Kaiser also plans to increase the bonuses paid to doctors for holding down costs, such as sending patients home earlier from the hospital. Similar financial incentives are widely used by other health insurers, which contend they are necessary to discourage costly over-treatment.

Kaiser's most glaring problem is an erosion of its California membership, which includes 2.4 million members in Northern California. Kaiser lost a total of nearly 100,000 members in Southern California in 1993-94, but membership is up a modest 30,000 in 1995, Kaiser executives said. Meanwhile, rival, for-profit HMOs such as Health Net, CaliforniaCare and PacifiCare have been enjoying brisk overall growth rates of about 15% annually.

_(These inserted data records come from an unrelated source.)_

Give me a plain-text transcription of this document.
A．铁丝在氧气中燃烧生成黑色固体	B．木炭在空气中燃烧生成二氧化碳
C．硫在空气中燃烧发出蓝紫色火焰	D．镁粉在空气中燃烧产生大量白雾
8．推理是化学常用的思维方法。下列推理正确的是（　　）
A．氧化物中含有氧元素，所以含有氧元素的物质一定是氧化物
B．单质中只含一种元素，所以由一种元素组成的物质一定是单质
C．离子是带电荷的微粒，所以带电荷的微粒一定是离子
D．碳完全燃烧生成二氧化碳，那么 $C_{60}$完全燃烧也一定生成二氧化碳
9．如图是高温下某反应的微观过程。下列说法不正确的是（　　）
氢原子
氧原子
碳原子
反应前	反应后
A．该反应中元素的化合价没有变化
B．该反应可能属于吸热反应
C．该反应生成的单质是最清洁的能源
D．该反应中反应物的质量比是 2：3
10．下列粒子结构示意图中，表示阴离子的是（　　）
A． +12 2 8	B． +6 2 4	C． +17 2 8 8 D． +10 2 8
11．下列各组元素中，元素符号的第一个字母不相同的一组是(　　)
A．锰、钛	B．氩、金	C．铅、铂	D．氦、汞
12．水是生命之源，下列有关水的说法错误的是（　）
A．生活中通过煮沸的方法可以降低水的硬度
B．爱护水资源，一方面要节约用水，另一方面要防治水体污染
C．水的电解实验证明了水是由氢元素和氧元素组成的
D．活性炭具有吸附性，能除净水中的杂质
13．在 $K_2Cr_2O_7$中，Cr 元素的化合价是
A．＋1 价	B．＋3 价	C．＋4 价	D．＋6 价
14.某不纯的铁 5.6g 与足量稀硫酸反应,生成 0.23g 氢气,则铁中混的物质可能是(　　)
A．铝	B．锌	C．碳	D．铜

Moreover, Kaiser executives concede that the HMO has been far less successful at controlling costs than its competitors. For years, Kaiser built its business by promising employers quality care and the lowest medical premiums in the market. Now many other health plans--eager to gain market share--commonly underbid Kaiser.

"We are a high-fixed-cost organization and we can't continue to survive if we keep losing members," said Hugh Jones, executive vice president for Kaiser's Southern California operations.

Kaiser is "being picked apart by much leaner, quicker, more flexible" HMOs, said Peter Boland, a Berkeley health care consultant.

Unlike Kaiser, which owns its own hospitals and clinics, most other HMOs contract with hospitals and medical groups to supply services. In a hotly competitive market such as Southern California, that gives so-called network model HMOs such as Health Net or PacifiCare the flexibility and leverage to negotiate steep discounts with doctors and hospitals.